Here, only Ethernet header details were expanded, and all other protocols displayed with a summary line. To display the list of supported protocols, use the following command:

$ tshark -G protocols
For the same frame 1 above, to decode Netflow instead, you could determine which keyword to use by performing a simple filter (i.e. the required keyword is cflow):

$ tshark -G protocols | grep NetFlow
Cisco NetFlow/IPFIX  CFLOW     cflow

There are times when a known protocol is using a non-standard port.
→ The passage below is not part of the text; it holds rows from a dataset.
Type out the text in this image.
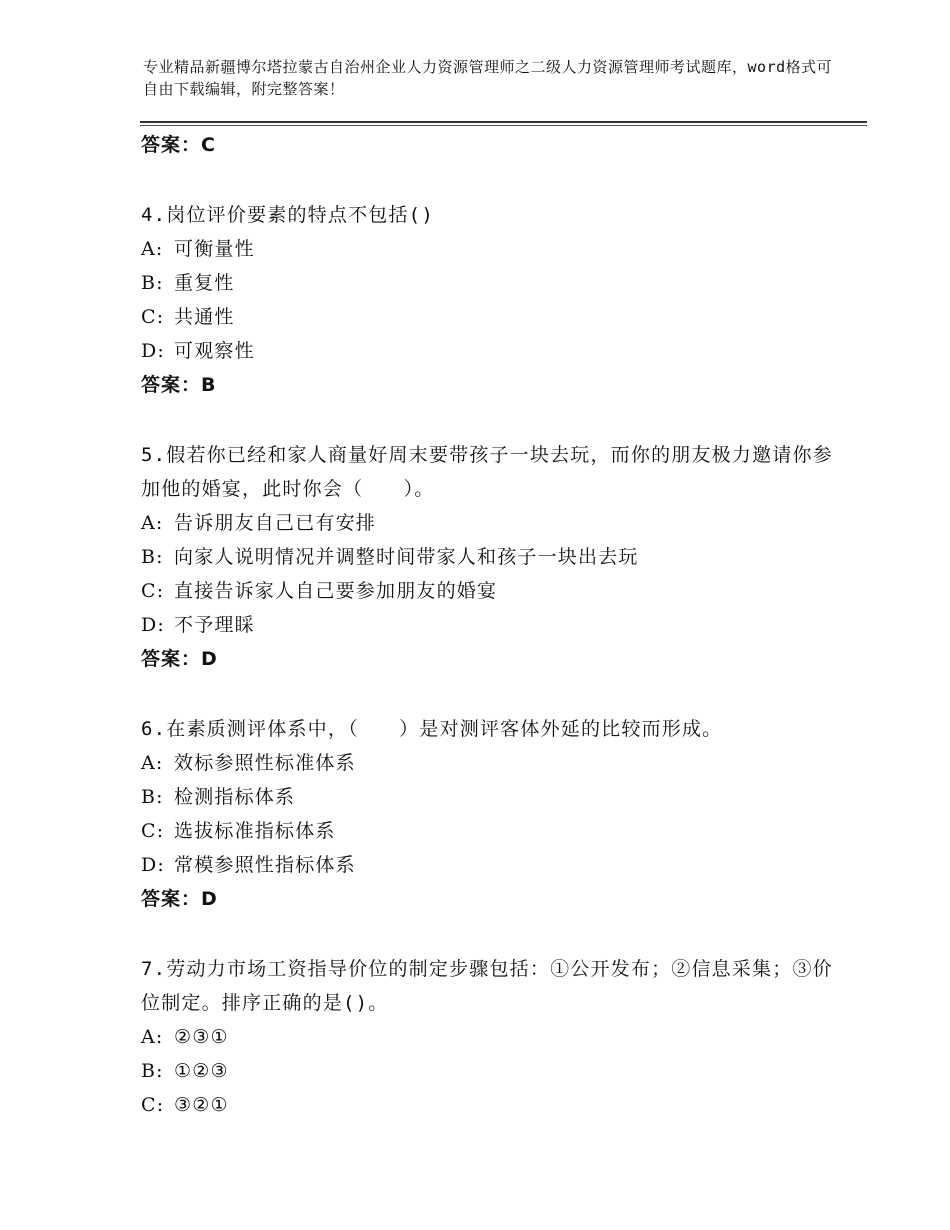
专业精品新疆博尔塔拉蒙古自治州企业人力资源管理师之二级人力资源管理师考试题库，word格式可自由下载编辑，附完整答案！
答案：C
4.岗位评价要素的特点不包括()
A: 可衡量性
B: 重复性
C: 共通性
D: 可观察性
答案：B
5.假若你已经和家人商量好周末要带孩子一块去玩，而你的朋友极力邀请你参加他的婚宴，此时你会（　　）。
A: 告诉朋友自己已有安排
B: 向家人说明情况并调整时间带家人和孩子一块出去玩
C: 直接告诉家人自己要参加朋友的婚宴
D: 不予理睬
答案：D
6.在素质测评体系中，（　　）是对测评客体外延的比较而形成。
A: 效标参照性标准体系
B: 检测指标体系
C: 选拔标准指标体系
D: 常模参照性指标体系
答案：D
7.劳动力市场工资指导价位的制定步骤包括：①公开发布；②信息采集；③价位制定。排序正确的是()。
A: ②③①
B: ①②③
C: ③②①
The following example shows a trace where NetBIOS traffic is on port 7801, whose packet length is greater than 41 bytes:

$ tshark -nr capture.cap -Y "(tcp.port == 7801 && ip.len > 41)"
 41 21:36:26.608905 0.000000 10.114.22.254 -> 10.114.96.230 TCP 188 61901 > 7801 [PSH, ACK] Seq=3940639060 Ack=3275647333 Win=16425 Len=130
 43 21:36:26.613294 0.004389 10.114.22.254 -> 10.114.96.230 TCP 188 61902 > 7801 [PSH, ACK] Seq=2746223592 Ack=4123396674 Win=16425 Len=130

These are decoded as TCP segments. Since we know it is NetBIOS session traffic, we can explicitly request tshark to decode using -d <port,proto> option as shown here:

$ tshark -d tcp.port==7801,nbss -nr capture.cap -Y "(tcp.port == 7801 && ip.len > 41)"
 41 21:36:26.608905 0.000000 10.114.22.254 -> 10.114.96.230 NBSS 188 NBSS Continuation Message
 43 21:36:26.613294 0.004389 10.114.22.254 -> 10.114.96.230 NBSS 188 NBSS Continuation Message

If we compare the two outputs above, the summary lines are clearly different depending on how the frames are decoded.

Finally, there are some interesting overall statistics that we could glean using tshark, especially for large packet traces. If we have a large HTTP trace, run the following command to determine the distribution of HTTP methods used and HTTP responses from the server:

$ tshark -z http,tree -qr capture.cap
=================================================================
 HTTP/Packet Counter           value       rate           percent
-----------------------------------------------------------------
 Total HTTP Packets             208       0.004884              
  HTTP Request Packets           106       0.002489          50.96%
   GET                            104       0.002442          98.11%
   POST                             2       0.000047           1.89%
  HTTP Response Packets          102       0.002395          49.04%
   ???: broken                      0       0.000000           0.00%
   1xx: Informational               0       0.000000           0.00%
   2xx: Success                    98       0.002301          96.08%
    200 OK                          98       0.002301         100.00%
   3xx: Redirection                 4       0.000094           3.92%
    302 Found                        4       0.000094         100.00%
   4xx: Client Error                0       0.000000           0.00%
   5xx: Server Error                0       0.000000           0.00%
  Other HTTP Packets               0       0.000000           0.00%
=================================================================


The -q option ensures only the summary is shown and not every single frame in the trace. My favourite summary is the packet length distribution. This is one of the more useful facts of a network that could help in troubleshooting certain network behaviour:

$ tshark -z plen,tree -qr capture.cap
=================================================================
 Packet Lengths          value         rate           percent
-------------------------------------------------------------------
 Packet Lengths          5579       0.011575              
  0-19                       0       0.000000           0.00%
  20-39                      0       0.000000           0.00%
  40-79                   2837       0.005886          50.85%
  80-159                   500       0.001037           8.96%
  160-319                  243       0.000504           4.36%
  320-639                  111       0.000230           1.99%
  640-1279                 148       0.000307           2.65%
  1280-2559               1740       0.003610          31.19%
  2560-5119                  0       0.000000           0.00%
  5120-4294967295            0       0.000000           0.00%
=================================================================


I hope you find tshark a useful tool to add to your arsenal. Enjoy!